The fresh capital has a clear destination: DeepSeek wants to build its own data centers and buy AI chips, and it’s designing its own inference chip — the hardware that runs a model once it’s trained — to reduce dependence on Nvidia and Huawei. Founder Liang Wenfeng put in about $3 billion of his own money in the first round, making him the largest backer, alongside investors like Tencent, CATL, and JD.com. The context: DeepSeek’s new V4 models are the largest open-weights models around at up to 1.6 trillion parameters, and their prices are brutal — roughly eleven times cheaper than GPT-5.5 on input, a discount the company recently made permanent. It’s working, too. Payment data from US financial firm Ramp showed DeepSeek among the fastest-growing software vendors at American companies in June, though Ramp also flagged the security question of sending company data through DeepSeek’s platform.

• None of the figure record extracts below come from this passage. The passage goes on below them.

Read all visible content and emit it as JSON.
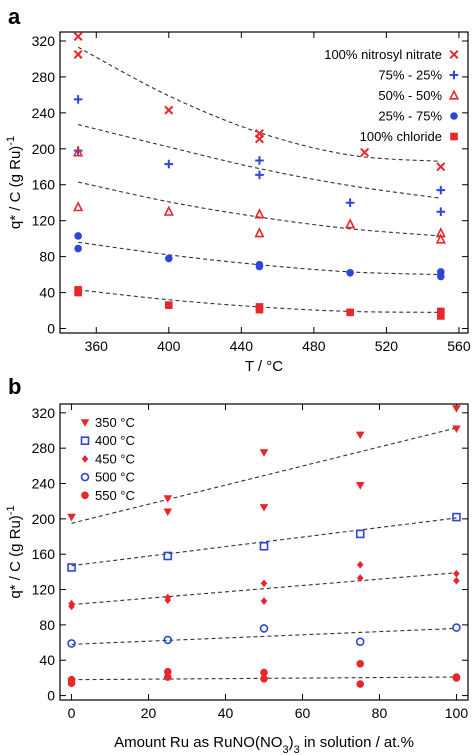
{
  "chart_data": [
    {
      "panel": "a",
      "type": "scatter",
      "xlabel": "T / °C",
      "ylabel": "q* / C (g Ru)-1",
      "xlim": [
        340,
        565
      ],
      "ylim": [
        -5,
        330
      ],
      "xticks": [
        360,
        400,
        440,
        480,
        520,
        560
      ],
      "yticks": [
        0,
        40,
        80,
        120,
        160,
        200,
        240,
        280,
        320
      ],
      "legend_position": "top-right",
      "colors": {
        "red": "#e8262b",
        "blue": "#2b46d8"
      },
      "series": [
        {
          "name": "100% nitrosyl nitrate",
          "marker": "x",
          "color": "#e8262b",
          "points": [
            [
              350,
              325
            ],
            [
              350,
              305
            ],
            [
              400,
              243
            ],
            [
              450,
              217
            ],
            [
              450,
              211
            ],
            [
              508,
              196
            ],
            [
              550,
              180
            ]
          ],
          "fit": [
            [
              350,
              313
            ],
            [
              400,
              259
            ],
            [
              450,
              218
            ],
            [
              500,
              193
            ],
            [
              550,
              186
            ]
          ]
        },
        {
          "name": "75% - 25%",
          "marker": "plus",
          "color": "#2b46d8",
          "points": [
            [
              350,
              255
            ],
            [
              350,
              198
            ],
            [
              400,
              183
            ],
            [
              450,
              187
            ],
            [
              450,
              171
            ],
            [
              500,
              140
            ],
            [
              550,
              154
            ],
            [
              550,
              130
            ]
          ],
          "fit": [
            [
              350,
              227
            ],
            [
              400,
              202
            ],
            [
              450,
              178
            ],
            [
              500,
              159
            ],
            [
              550,
              145
            ]
          ]
        },
        {
          "name": "50% - 50%",
          "marker": "triangle-open",
          "color": "#e8262b",
          "points": [
            [
              350,
              196
            ],
            [
              350,
              135
            ],
            [
              400,
              130
            ],
            [
              450,
              127
            ],
            [
              450,
              106
            ],
            [
              500,
              116
            ],
            [
              550,
              106
            ],
            [
              550,
              99
            ]
          ],
          "fit": [
            [
              350,
              163
            ],
            [
              400,
              141
            ],
            [
              450,
              124
            ],
            [
              500,
              111
            ],
            [
              550,
              103
            ]
          ]
        },
        {
          "name": "25% - 75%",
          "marker": "circle",
          "color": "#2b46d8",
          "points": [
            [
              350,
              103
            ],
            [
              350,
              89
            ],
            [
              400,
              78
            ],
            [
              450,
              71
            ],
            [
              450,
              69
            ],
            [
              500,
              62
            ],
            [
              550,
              63
            ],
            [
              550,
              58
            ]
          ],
          "fit": [
            [
              350,
              96
            ],
            [
              400,
              82
            ],
            [
              450,
              71
            ],
            [
              500,
              63
            ],
            [
              550,
              60
            ]
          ]
        },
        {
          "name": "100% chloride",
          "marker": "square",
          "color": "#e8262b",
          "points": [
            [
              350,
              43
            ],
            [
              350,
              40
            ],
            [
              400,
              26
            ],
            [
              450,
              24
            ],
            [
              450,
              21
            ],
            [
              500,
              18
            ],
            [
              550,
              19
            ],
            [
              550,
              14
            ]
          ],
          "fit": [
            [
              350,
              43
            ],
            [
              400,
              32
            ],
            [
              450,
              24
            ],
            [
              500,
              19
            ],
            [
              550,
              18
            ]
          ]
        }
      ]
    },
    {
      "panel": "b",
      "type": "scatter",
      "xlabel": "Amount Ru as RuNO(NO3)3 in solution / at.%",
      "ylabel": "q* / C (g Ru)-1",
      "xlim": [
        -3,
        103
      ],
      "ylim": [
        -5,
        330
      ],
      "xticks": [
        0,
        20,
        40,
        60,
        80,
        100
      ],
      "yticks": [
        0,
        40,
        80,
        120,
        160,
        200,
        240,
        280,
        320
      ],
      "legend_position": "top-left",
      "colors": {
        "red": "#e8262b",
        "blue": "#2b46d8"
      },
      "series": [
        {
          "name": "350 °C",
          "marker": "triangle-down",
          "color": "#e8262b",
          "points": [
            [
              0,
              202
            ],
            [
              25,
              223
            ],
            [
              25,
              208
            ],
            [
              50,
              275
            ],
            [
              50,
              213
            ],
            [
              75,
              295
            ],
            [
              75,
              238
            ],
            [
              100,
              325
            ],
            [
              100,
              302
            ]
          ],
          "fit": [
            [
              0,
              195
            ],
            [
              100,
              303
            ]
          ]
        },
        {
          "name": "400 °C",
          "marker": "square-open",
          "color": "#2b46d8",
          "points": [
            [
              0,
              145
            ],
            [
              25,
              158
            ],
            [
              50,
              169
            ],
            [
              75,
              183
            ],
            [
              100,
              202
            ]
          ],
          "fit": [
            [
              0,
              147
            ],
            [
              100,
              201
            ]
          ]
        },
        {
          "name": "450 °C",
          "marker": "diamond",
          "color": "#e8262b",
          "points": [
            [
              0,
              104
            ],
            [
              0,
              101
            ],
            [
              25,
              111
            ],
            [
              25,
              108
            ],
            [
              50,
              127
            ],
            [
              50,
              107
            ],
            [
              75,
              148
            ],
            [
              75,
              133
            ],
            [
              100,
              138
            ],
            [
              100,
              130
            ]
          ],
          "fit": [
            [
              0,
              103
            ],
            [
              100,
              139
            ]
          ]
        },
        {
          "name": "500 °C",
          "marker": "circle-open",
          "color": "#2b46d8",
          "points": [
            [
              0,
              59
            ],
            [
              25,
              63
            ],
            [
              50,
              76
            ],
            [
              75,
              61
            ],
            [
              100,
              77
            ]
          ],
          "fit": [
            [
              0,
              58
            ],
            [
              100,
              76
            ]
          ]
        },
        {
          "name": "550 °C",
          "marker": "circle",
          "color": "#e8262b",
          "points": [
            [
              0,
              18
            ],
            [
              0,
              14
            ],
            [
              25,
              27
            ],
            [
              25,
              21
            ],
            [
              50,
              26
            ],
            [
              50,
              19
            ],
            [
              75,
              36
            ],
            [
              75,
              13
            ],
            [
              100,
              21
            ],
            [
              100,
              20
            ]
          ],
          "fit": [
            [
              0,
              18
            ],
            [
              100,
              21
            ]
          ]
        }
      ]
    }
  ]
}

What’s behind this? Selling AI far below the competition’s price only works if you keep driving your own costs down — and that takes infrastructure you own rather than rent. Hence the raise. The performance picture is honest but nuanced: OpenAI’s GPT-5.6 Sol and Anthropic’s Mythos-tier models have pulled ahead into a league DeepSeek can’t match yet, but the gap in capability is far smaller than the gap in price, and for many everyday tasks a good-enough model at a fraction of the cost wins. Meanwhile DeepSeek’s domestic rivals — Zhipu, MiniMax, Moonshot — are all raising and shipping aggressively, so standing still isn’t an option.

What this means for you: If you just chat with an AI app, little changes directly. But this price war is quietly setting the cost of everything built on AI — the tools at your workplace, the features in your apps. When capable open-weights models cost pennies, AI features stop being premium add-ons. The caveat to keep in mind: where a model runs matters. Companies (and cautious individuals) should weigh that data flowing through any provider’s platform is subject to that provider’s jurisdiction — one reason some businesses run open-weights models on their own hardware instead.